Глеб приблизился к двери. Табличка висит — старая: «Базановым два раза». Позвонил два раза. Звонок работает, а через миг шаги, незнакомые — не мамины. Дверь отворилась замедленно, как в кино. На пороге небритая физиономия.
— Вам кого?
— Моя фамилия Базанов.
— Ну и что?
— И на двери написано: Базанов. Понятно?
— А-а, — протянул мужик разочарованно и добавил: — Проходи, если так.
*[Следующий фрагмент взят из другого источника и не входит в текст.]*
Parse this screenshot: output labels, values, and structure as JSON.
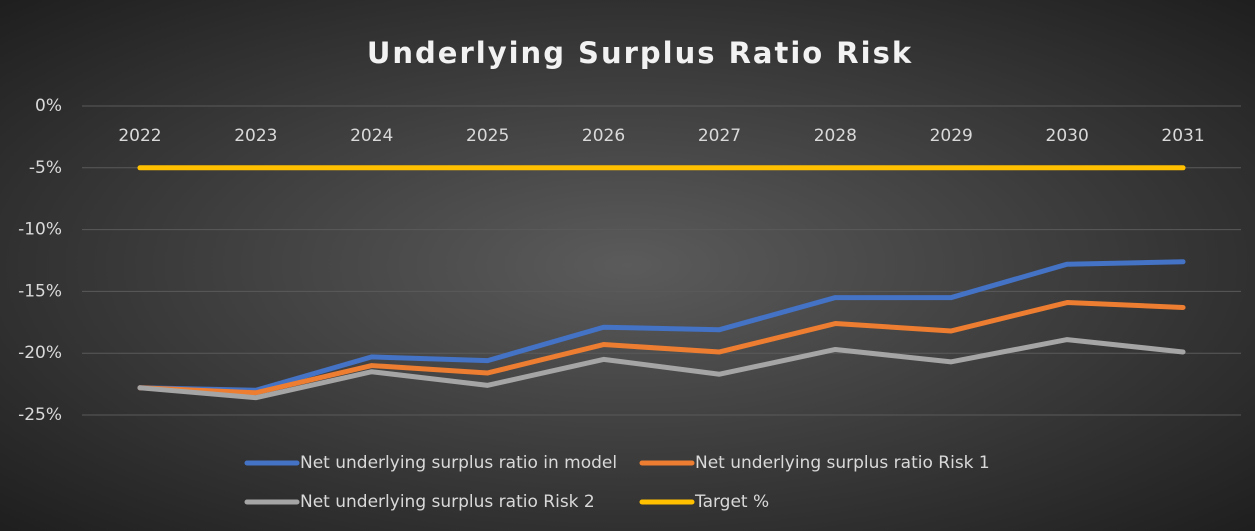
{
  "chart_data": {
    "type": "line",
    "title": "Underlying Surplus Ratio Risk",
    "categories": [
      "2022",
      "2023",
      "2024",
      "2025",
      "2026",
      "2027",
      "2028",
      "2029",
      "2030",
      "2031"
    ],
    "series": [
      {
        "name": "Net underlying surplus ratio in model",
        "color": "#4472c4",
        "values": [
          -22.8,
          -23.0,
          -20.3,
          -20.6,
          -17.9,
          -18.1,
          -15.5,
          -15.5,
          -12.8,
          -12.6
        ]
      },
      {
        "name": "Net underlying surplus ratio Risk 1",
        "color": "#ed7d31",
        "values": [
          -22.8,
          -23.2,
          -21.0,
          -21.6,
          -19.3,
          -19.9,
          -17.6,
          -18.2,
          -15.9,
          -16.3
        ]
      },
      {
        "name": "Net underlying surplus ratio Risk 2",
        "color": "#a5a5a5",
        "values": [
          -22.8,
          -23.6,
          -21.5,
          -22.6,
          -20.5,
          -21.7,
          -19.7,
          -20.7,
          -18.9,
          -19.9
        ]
      },
      {
        "name": "Target %",
        "color": "#ffc000",
        "values": [
          -5,
          -5,
          -5,
          -5,
          -5,
          -5,
          -5,
          -5,
          -5,
          -5
        ]
      }
    ],
    "ylim": [
      -25,
      0
    ],
    "yticks": [
      {
        "value": 0,
        "label": "0%"
      },
      {
        "value": -5,
        "label": "-5%"
      },
      {
        "value": -10,
        "label": "-10%"
      },
      {
        "value": -15,
        "label": "-15%"
      },
      {
        "value": -20,
        "label": "-20%"
      },
      {
        "value": -25,
        "label": "-25%"
      }
    ],
    "grid": true,
    "legend": "bottom"
  }
}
Они двинулись темным коридором. Открывший — осторожно, на ощупь, видно поселился тут недавно, Глеб — бодро, как и подобает ходить у себя дома. Миновали еще одно темное колено — здесь, у базановских дверей, коридор расширялся. Глеб нащупал выключатель, зажег свет. Его старый велосипед с «восьмеркой» на переднем колесе висел на прежнем месте, на стене. Он потянулся к треугольной сумочке на его раме и, достав ключ, вставил его в дверной замок. Его спутник сказал обиженно:
— Понятно. — И добавил: — Не шуми. Детей разбудишь. — У него не было правой руки, и теперь он казался более молодым, чем раньше.
Они прошли в кухню.
— Садиться будешь? — спросил однорукий.
Глеб пожал плечами. На кухонных подоконниках стояли кастрюли и солдатский котелок. Стены и потолок были закопчены донельзя. Костры здесь жгли, что ли? Или, может, рыбу коптили? Ни одной полки, ни стола, ни стула, ни табуретки.
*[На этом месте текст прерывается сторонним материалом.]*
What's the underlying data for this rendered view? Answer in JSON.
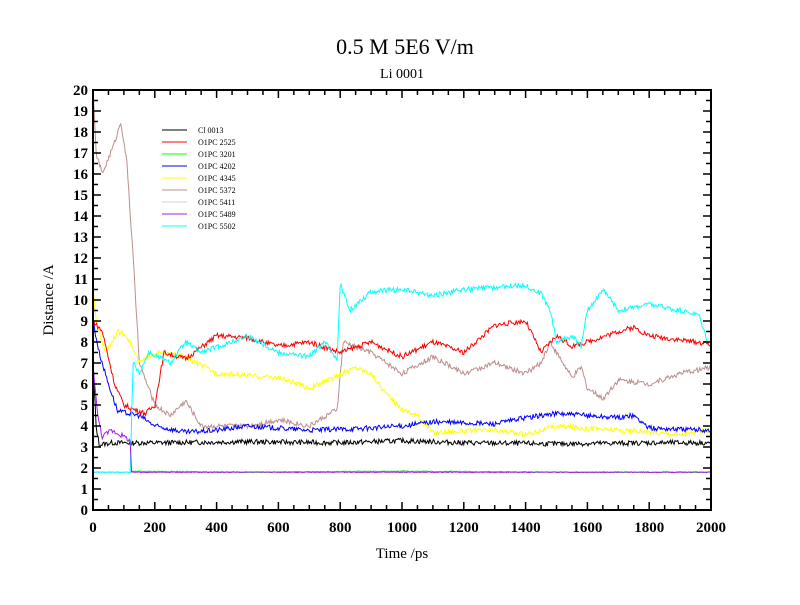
{
  "chart_data": {
    "type": "line",
    "title": "0.5 M 5E6 V/m",
    "subtitle": "Li 0001",
    "xlabel": "Time /ps",
    "ylabel": "Distance /A",
    "xlim": [
      0,
      2000
    ],
    "ylim": [
      0,
      20
    ],
    "xticks": [
      0,
      200,
      400,
      600,
      800,
      1000,
      1200,
      1400,
      1600,
      1800,
      2000
    ],
    "yticks": [
      0,
      1,
      2,
      3,
      4,
      5,
      6,
      7,
      8,
      9,
      10,
      11,
      12,
      13,
      14,
      15,
      16,
      17,
      18,
      19,
      20
    ],
    "grid": false,
    "legend_position": "top-left",
    "series": [
      {
        "name": "Cl 0013",
        "color": "#000000",
        "points": [
          [
            0,
            7
          ],
          [
            10,
            4
          ],
          [
            20,
            3.1
          ],
          [
            60,
            3.2
          ],
          [
            200,
            3.2
          ],
          [
            500,
            3.25
          ],
          [
            800,
            3.2
          ],
          [
            1000,
            3.3
          ],
          [
            1200,
            3.2
          ],
          [
            1500,
            3.15
          ],
          [
            1800,
            3.2
          ],
          [
            2000,
            3.2
          ]
        ]
      },
      {
        "name": "O1PC 2525",
        "color": "#ff0000",
        "points": [
          [
            0,
            9
          ],
          [
            30,
            8.5
          ],
          [
            70,
            6
          ],
          [
            100,
            5
          ],
          [
            130,
            4.8
          ],
          [
            170,
            4.6
          ],
          [
            200,
            5
          ],
          [
            230,
            7.5
          ],
          [
            300,
            7.2
          ],
          [
            400,
            8.3
          ],
          [
            500,
            8.2
          ],
          [
            600,
            7.8
          ],
          [
            700,
            8
          ],
          [
            800,
            7.5
          ],
          [
            900,
            8
          ],
          [
            1000,
            7.3
          ],
          [
            1100,
            8
          ],
          [
            1200,
            7.5
          ],
          [
            1300,
            8.8
          ],
          [
            1400,
            9
          ],
          [
            1450,
            7.5
          ],
          [
            1500,
            8.3
          ],
          [
            1550,
            7.8
          ],
          [
            1600,
            8
          ],
          [
            1700,
            8.5
          ],
          [
            1750,
            8.7
          ],
          [
            1800,
            8.3
          ],
          [
            1900,
            8.1
          ],
          [
            2000,
            7.9
          ]
        ]
      },
      {
        "name": "O1PC 3201",
        "color": "#00ff00",
        "points": [
          [
            120,
            1.85
          ],
          [
            500,
            1.8
          ],
          [
            1000,
            1.85
          ],
          [
            1500,
            1.8
          ],
          [
            2000,
            1.8
          ]
        ]
      },
      {
        "name": "O1PC 4202",
        "color": "#0000ff",
        "points": [
          [
            0,
            9
          ],
          [
            20,
            7.5
          ],
          [
            50,
            6
          ],
          [
            80,
            4.7
          ],
          [
            150,
            4.5
          ],
          [
            200,
            4
          ],
          [
            300,
            3.7
          ],
          [
            400,
            3.8
          ],
          [
            500,
            4
          ],
          [
            700,
            3.8
          ],
          [
            900,
            3.9
          ],
          [
            1000,
            4
          ],
          [
            1100,
            4.2
          ],
          [
            1300,
            4.1
          ],
          [
            1400,
            4.4
          ],
          [
            1500,
            4.6
          ],
          [
            1600,
            4.5
          ],
          [
            1700,
            4.4
          ],
          [
            1750,
            4.5
          ],
          [
            1800,
            3.9
          ],
          [
            2000,
            3.8
          ]
        ]
      },
      {
        "name": "O1PC 4345",
        "color": "#ffff00",
        "points": [
          [
            0,
            10.5
          ],
          [
            10,
            9
          ],
          [
            40,
            7.5
          ],
          [
            80,
            8.5
          ],
          [
            110,
            8.3
          ],
          [
            150,
            7
          ],
          [
            200,
            7.5
          ],
          [
            300,
            7.3
          ],
          [
            400,
            6.5
          ],
          [
            600,
            6.3
          ],
          [
            700,
            5.8
          ],
          [
            780,
            6.3
          ],
          [
            850,
            6.8
          ],
          [
            900,
            6.5
          ],
          [
            950,
            5.5
          ],
          [
            1000,
            4.8
          ],
          [
            1050,
            4.5
          ],
          [
            1100,
            3.7
          ],
          [
            1300,
            3.8
          ],
          [
            1400,
            3.6
          ],
          [
            1500,
            4
          ],
          [
            1700,
            3.8
          ],
          [
            1900,
            3.6
          ],
          [
            2000,
            3.8
          ]
        ]
      },
      {
        "name": "O1PC 5372",
        "color": "#bc8f8f",
        "points": [
          [
            0,
            20
          ],
          [
            10,
            17
          ],
          [
            30,
            16
          ],
          [
            70,
            17.5
          ],
          [
            90,
            18.5
          ],
          [
            110,
            16.5
          ],
          [
            130,
            12
          ],
          [
            150,
            7
          ],
          [
            200,
            5
          ],
          [
            250,
            4.5
          ],
          [
            300,
            5.2
          ],
          [
            350,
            4
          ],
          [
            500,
            4
          ],
          [
            600,
            4.3
          ],
          [
            700,
            4
          ],
          [
            790,
            4.8
          ],
          [
            810,
            8
          ],
          [
            900,
            7.5
          ],
          [
            1000,
            6.5
          ],
          [
            1100,
            7.3
          ],
          [
            1200,
            6.5
          ],
          [
            1300,
            7
          ],
          [
            1400,
            6.5
          ],
          [
            1450,
            7
          ],
          [
            1480,
            8
          ],
          [
            1500,
            7.5
          ],
          [
            1550,
            6.3
          ],
          [
            1580,
            6.8
          ],
          [
            1600,
            5.8
          ],
          [
            1650,
            5.3
          ],
          [
            1700,
            6.2
          ],
          [
            1800,
            6
          ],
          [
            1900,
            6.5
          ],
          [
            2000,
            6.8
          ]
        ]
      },
      {
        "name": "O1PC 5411",
        "color": "#d3d3d3",
        "points": [
          [
            0,
            1.8
          ],
          [
            2000,
            1.8
          ]
        ]
      },
      {
        "name": "O1PC 5489",
        "color": "#a020f0",
        "points": [
          [
            0,
            7
          ],
          [
            15,
            4.5
          ],
          [
            30,
            3.5
          ],
          [
            60,
            3.8
          ],
          [
            100,
            3.5
          ],
          [
            120,
            3.3
          ],
          [
            125,
            1.8
          ],
          [
            500,
            1.8
          ],
          [
            1000,
            1.8
          ],
          [
            1500,
            1.8
          ],
          [
            2000,
            1.8
          ]
        ]
      },
      {
        "name": "O1PC 5502",
        "color": "#00ffff",
        "points": [
          [
            0,
            1.8
          ],
          [
            120,
            1.8
          ],
          [
            130,
            7
          ],
          [
            150,
            6.5
          ],
          [
            180,
            7.5
          ],
          [
            250,
            7
          ],
          [
            300,
            8
          ],
          [
            350,
            7.5
          ],
          [
            450,
            8
          ],
          [
            500,
            8.3
          ],
          [
            600,
            7.5
          ],
          [
            700,
            7.3
          ],
          [
            750,
            8
          ],
          [
            790,
            7.2
          ],
          [
            800,
            10.8
          ],
          [
            830,
            9.5
          ],
          [
            900,
            10.4
          ],
          [
            1000,
            10.5
          ],
          [
            1100,
            10.2
          ],
          [
            1200,
            10.5
          ],
          [
            1300,
            10.6
          ],
          [
            1400,
            10.7
          ],
          [
            1450,
            10.3
          ],
          [
            1480,
            9.5
          ],
          [
            1500,
            8
          ],
          [
            1550,
            8.3
          ],
          [
            1580,
            7.8
          ],
          [
            1600,
            9.5
          ],
          [
            1650,
            10.5
          ],
          [
            1700,
            9.5
          ],
          [
            1800,
            9.8
          ],
          [
            1900,
            9.5
          ],
          [
            1960,
            9.3
          ],
          [
            1990,
            8
          ]
        ]
      }
    ]
  }
}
— Не думай, я по-честному. По закону,— сказал однорукий. — И ордерок мне выдан по форме. Они говорили: жильцы здешние все погибли, мужики — на фронте, а женщины — в блокаду, значит. Заселяйся, владей. Я и сам дважды убитый, дело известное. А в последнее время лежу часто, думаю: ударит звонок, и появится кто из прежних. И опять мне с квартиры на квартиру. Вот и накаркал сам себе, выходит.
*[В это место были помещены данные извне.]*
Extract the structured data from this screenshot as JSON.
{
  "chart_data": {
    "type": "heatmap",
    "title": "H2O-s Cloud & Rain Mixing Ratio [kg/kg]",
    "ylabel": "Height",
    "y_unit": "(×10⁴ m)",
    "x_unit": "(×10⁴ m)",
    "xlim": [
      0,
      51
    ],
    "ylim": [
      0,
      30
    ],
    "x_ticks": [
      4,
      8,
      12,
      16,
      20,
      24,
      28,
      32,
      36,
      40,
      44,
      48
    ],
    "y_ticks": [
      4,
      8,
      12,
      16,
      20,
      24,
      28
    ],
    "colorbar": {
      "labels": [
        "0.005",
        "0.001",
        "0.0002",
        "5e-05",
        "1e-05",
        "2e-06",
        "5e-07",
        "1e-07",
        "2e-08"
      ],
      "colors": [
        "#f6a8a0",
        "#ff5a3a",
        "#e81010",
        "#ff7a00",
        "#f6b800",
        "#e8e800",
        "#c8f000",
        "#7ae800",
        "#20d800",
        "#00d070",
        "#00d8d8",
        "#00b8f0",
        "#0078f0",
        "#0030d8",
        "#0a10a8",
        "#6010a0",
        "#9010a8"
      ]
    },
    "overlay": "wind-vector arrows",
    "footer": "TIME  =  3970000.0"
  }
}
И тотчас в кухню вбежала молодая женщина в застиранном до блеклости халатике без пуговиц на большом животе и деревяшках на босу ногу. Привлекательное, но очень худое ее лицо было озабоченно и покрыто поверх испуга приветливой улыбкой. Она, конечно, знала уже, кто пришел, и слышала весь их разговор.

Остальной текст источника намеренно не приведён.